Worked example: finding a Riemann sum using a table | AP Calculus AB | Khan Academy

Imagine we're asked to approximate the area between the x-axis and the graph of f from x equals 1 to x equals 10 using a right Riemann sum with three equal subdivisions. To do that, we are given a table of values for f. I encourage you to pause the video and see if you can come up with an approximation for the area between the x-axis and the graph from x equals 1 to x equals 10 using a right Riemann sum with three equal subdivisions.

So, I'm assuming you've had a go at it. Now, let's try to do that together. This is interesting because we don't have a graph of the entire function, but we just have the value of the function at certain points. As we'll see, this is all we need in order to get an approximation for the error. We don't know how close it is to the actual area with just these points, but it'll give us at least a right Riemann sum for the approximation.

Let me just draw some axes here because whenever I do Riemann sums, you can do them without graphs, but it helps to think about what's going on if you can visualize it graphically. So, let's see, we are going from x equals 1 to x equals 10. This is 1, 2, 3, 4, 5, 6, 7, 8, 9, 10. They give us the value of f of x when x equals 1, when x equals 2, 3, 4, when x equals 7, 5, 6, 7, 8, 9, 10, and they tell us that when x is 1, we're at 6, and we go to 8, to 3, to 5.

So, let me mark these off. We're going to go up to 8, so 1, 2, 3, 4, 5, 6, 7, 8. So, what we know when x is equal to 1, f of 1 is 6. So, this point over here is f of 1, which is the point (1, 6). Then we have the point (4, 8), which will put us right about there. And then we have (7, 3) on our graph y equals x f of x, so (7, 3) would put us right over there, and then we have (10, 5). So, (10, 5) puts us right over there.

That's all we know about the function. We don't know exactly what it looks like. Our function might look like this; it might do something like this. Whoops, I drew a part that didn't look like a function. It might do something like this and oscillate really quickly. It might be nice and smooth and just kind of go and do something just like that, kind of connect the dots. We don't know, but we can still do the approximation using a right Riemann sum with three equal subdivisions.
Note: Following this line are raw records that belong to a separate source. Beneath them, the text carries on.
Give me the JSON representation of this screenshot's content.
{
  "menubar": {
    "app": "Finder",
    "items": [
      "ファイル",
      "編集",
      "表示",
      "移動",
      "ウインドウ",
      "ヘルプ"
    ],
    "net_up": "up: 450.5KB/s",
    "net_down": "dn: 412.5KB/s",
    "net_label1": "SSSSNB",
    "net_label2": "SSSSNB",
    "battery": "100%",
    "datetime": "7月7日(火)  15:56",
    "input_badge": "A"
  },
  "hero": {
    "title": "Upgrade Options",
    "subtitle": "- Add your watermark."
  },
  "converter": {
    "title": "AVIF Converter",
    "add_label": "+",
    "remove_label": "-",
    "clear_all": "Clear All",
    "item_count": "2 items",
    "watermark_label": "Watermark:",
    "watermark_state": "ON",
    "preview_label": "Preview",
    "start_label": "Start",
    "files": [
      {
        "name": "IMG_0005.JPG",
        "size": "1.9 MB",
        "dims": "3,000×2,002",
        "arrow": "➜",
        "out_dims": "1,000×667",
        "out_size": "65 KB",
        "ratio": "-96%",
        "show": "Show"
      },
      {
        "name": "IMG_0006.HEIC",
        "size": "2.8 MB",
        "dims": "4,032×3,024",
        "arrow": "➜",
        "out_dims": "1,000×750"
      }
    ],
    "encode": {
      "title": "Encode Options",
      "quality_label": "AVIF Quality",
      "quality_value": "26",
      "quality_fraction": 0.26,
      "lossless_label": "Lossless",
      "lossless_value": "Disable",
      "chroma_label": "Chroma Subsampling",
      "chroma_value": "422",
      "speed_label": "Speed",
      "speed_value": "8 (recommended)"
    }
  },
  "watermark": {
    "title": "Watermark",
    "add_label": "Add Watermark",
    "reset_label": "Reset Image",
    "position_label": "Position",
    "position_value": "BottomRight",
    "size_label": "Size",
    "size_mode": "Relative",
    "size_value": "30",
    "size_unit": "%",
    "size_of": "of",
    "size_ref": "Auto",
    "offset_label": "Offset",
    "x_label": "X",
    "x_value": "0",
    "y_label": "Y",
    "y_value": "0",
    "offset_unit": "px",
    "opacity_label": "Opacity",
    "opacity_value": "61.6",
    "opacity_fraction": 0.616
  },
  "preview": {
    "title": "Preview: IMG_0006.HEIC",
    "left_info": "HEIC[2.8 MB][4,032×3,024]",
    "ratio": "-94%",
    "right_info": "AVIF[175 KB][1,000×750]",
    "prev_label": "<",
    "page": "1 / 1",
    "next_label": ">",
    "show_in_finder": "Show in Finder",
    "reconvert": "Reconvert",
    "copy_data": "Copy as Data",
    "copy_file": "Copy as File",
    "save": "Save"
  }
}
How do we do that? Well, we're thinking about the area from x equals 1 to x equals 10. Let me make those boundaries clear. This is from x equals 1 to x equals 10. What we want to do is have three equal subdivisions. There are three very natural subdivisions here if we make each of our subdivisions three wide. So, this could be a subdivision, and then this is another subdivision.

In Riemann sums, you don't have to have equal subdivisions, although that's what you'll often see. So, we've just divided going from one to ten into three equal sections that are three wide. So that's 3, this is 3, and this is 3. The question is, how do we define the height of these subdivisions, which are going to end up being rectangles? That's where the right Riemann sum applies.

If we were doing a left Riemann sum, we would use the left boundary of each of the subdivisions and the value of the function there to define the height of the rectangle. So, this would be doing a left Riemann sum, but we're doing a right Riemann sum. We use the right boundary of each of these subdivisions to define the height.

So, our right boundary is when x equals 4 for this first section. What is f of 4? It's 8, so we're going to use that as the height of our first rectangle that's approximating the area for this part of the curve. Similarly, for this second one, since we're using a right Riemann sum, we use the value of the function at the right boundary, which is 7, so the value of the function is 3. This would be our second rectangle, our second division, I guess, used to approximate the area. Last but not least, we would use the right boundary of this third subdivision when x equals 10, where f of 10 is 5.

So, just like that, our right Riemann approximation using our right Riemann sum with three equal subdivisions to approximate the area would be to add the area of these rectangles. The first rectangle is three wide, and how high is it? Well, the height here is f(4), which is 8. So, this is going to be 24 square units, whatever the units happen to be.

This is going to be 3 times the height here is 3; f of seven is 3, so that is 9 square units. Then here, the width is three times the height; f of ten is five, so three times five gets us 15. Our approximation of the area would be summing these three values up. This would be 24 plus 9 plus 15, which gives us another 24. So it's 24 plus 24, getting us to 48.

There you go! Just using that table of values, we've been able to find an approximation. Now, once again, we don't know how good of an approximation it is. It depends on what the function is doing. There's a world where it could be a very good approximation. Maybe the function does something like this. Or maybe the function does something like this, where in this situation, this might be a very bad approximation. But we can at least do the approximation using a right Riemann sum just using this table.